Entré à dix-neuf ans à la Lucernafilm, il est d'abord acteur (Avant le bachot, V. Vaňcura et S. Innemann, 1932) puis scénariste (notamment sur des films réalisés par Hugo Haas, Otakar Vávra, Martin Frič et Miroslav Cikán), il passe à la mise en scène en 1939 (Un été de feu [Ohnivé léto], co : V. Krška). Sous l'Occupation, il adapte des œuvres classiques de la littérature tchèque, filme le monde de la bourgeoisie cosmopolite, les mœurs paysannes, l'émancipation des jeunes filles étouffées par les contraintes de leur milieu social. La Grand'mère (Babička, 1940), le Papillon de nuit (Nočni motýl, 1941), les Hommes sans ailes (Muži bez křídel, 1946), l'Obscurité blanche (Bílá tma, 1948) lui confèrent une enviable réputation. Mais, en 1949, il part en Allemagne où il tourne trois films puis, à l'invitation de la société slovène Triglav, s'installe définitivement en Yougoslavie, qui devient sa patrie d'adoption. Il réalise notamment Vesna (1954) et les Instants de la décision (Trenutki odločitve, 1955).

CAPELLANI (Albert)

cinéaste français (Paris 1870 -id. 1931).
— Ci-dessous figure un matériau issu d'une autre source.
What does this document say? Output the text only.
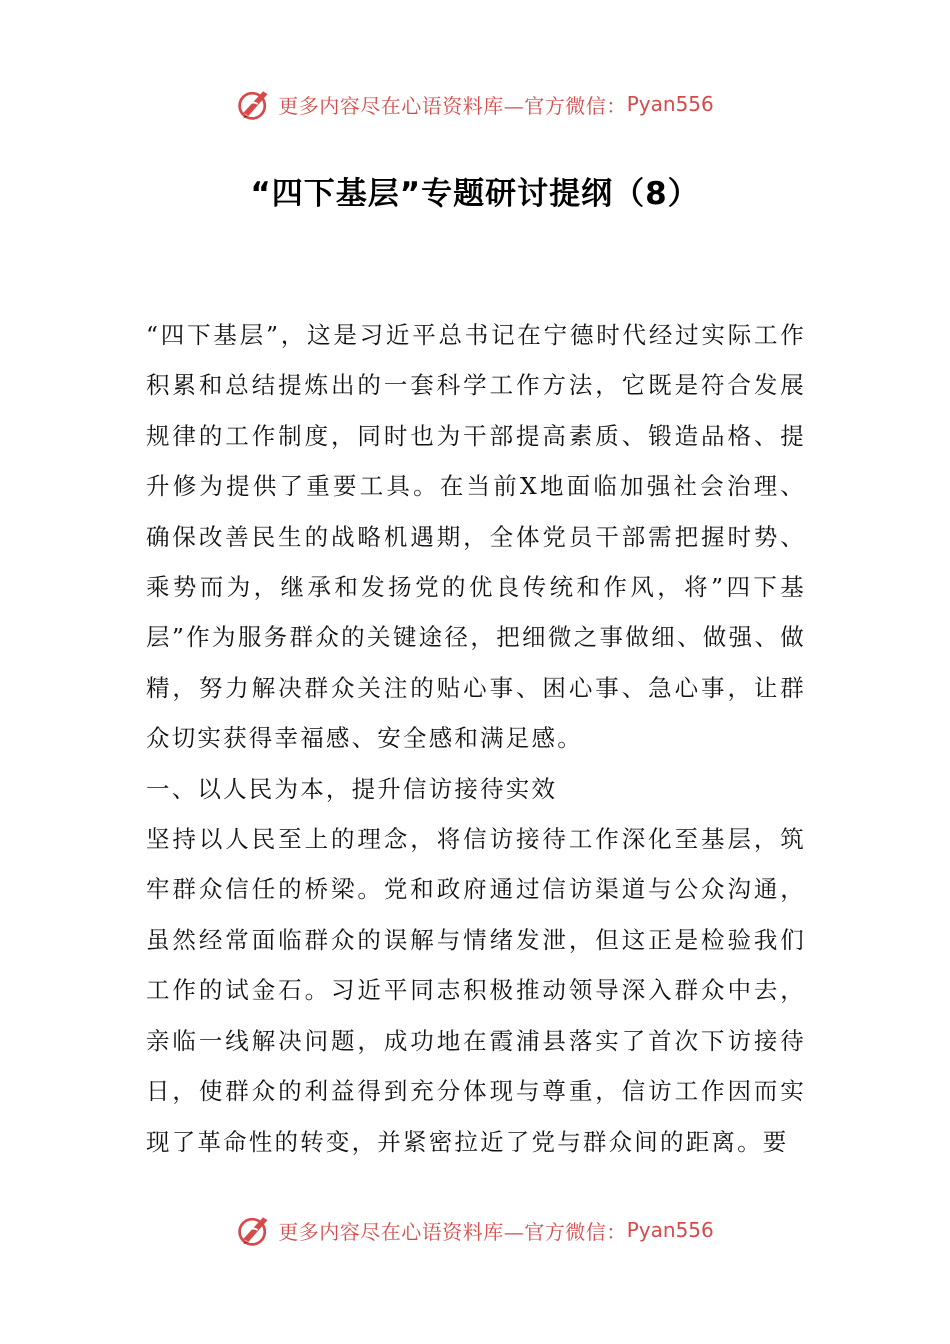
更多内容尽在心语资料库—官方微信： Pyan556
“四下基层”专题研讨提纲（8）

“四下基层”，这是习近平总书记在宁德时代经过实际工作积累和总结提炼出的一套科学工作方法，它既是符合发展规律的工作制度，同时也为干部提高素质、锻造品格、提升修为提供了重要工具。在当前X地面临加强社会治理、确保改善民生的战略机遇期，全体党员干部需把握时势、乘势而为，继承和发扬党的优良传统和作风，将”四下基层”作为服务群众的关键途径，把细微之事做细、做强、做精，努力解决群众关注的贴心事、困心事、急心事，让群众切实获得幸福感、安全感和满足感。

一、以人民为本，提升信访接待实效

坚持以人民至上的理念，将信访接待工作深化至基层，筑牢群众信任的桥梁。党和政府通过信访渠道与公众沟通，虽然经常面临群众的误解与情绪发泄，但这正是检验我们工作的试金石。习近平同志积极推动领导深入群众中去，亲临一线解决问题，成功地在霞浦县落实了首次下访接待日，使群众的利益得到充分体现与尊重，信访工作因而实现了革命性的转变，并紧密拉近了党与群众间的距离。要

更多内容尽在心语资料库—官方微信： Pyan556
D'abord acteur au Théâtre-Libre d'Antoine, puis à l'Odéon, il commence sa carrière cinématographique chez Pathé en 1905, dirigeant quelques films comiques avec André Deed, Prince Rigadin et Max Linder. Collaborateur de Zecca, il réalise ensuite des mélodrames. Capellani est un des innombrables pionniers qui font la transition entre le théâtre filmé et les débuts du 7e art comme langage, grâce, surtout, au soin apporté aux cadrages. Il est nommé directeur artistique de la SCAGL (Société cinématographique des auteurs et gens de lettres). Il commence à employer le découpage avec l'Homme aux gants blancs (1908). La même année, il réalise l'Assommoir, premier long métrage français. Les Misérables (1912), film d'une durée de cinq heures, attire l'attention sur lui : sa mise en scène s'adapte déjà aux possibilités narratives de l'image animée. Il est également l'auteur d'autres adaptations littéraires comme l'Arlésienne (1909), les Mystères de Paris (1942), Germinal (1913), Quatrevingt-Treize ( 1914 ; 1920). En 1915, il part pour les États-Unis, où il travaille jusqu'en 1922, dirigeant notamment de nombreux films avec Alla Nazimova et Clara Kimball Young. Mais les temps changent et Capellani, épuisé, revient en France en 1923. Atteint de paralysie, il ne tourne plus jusqu'à sa mort.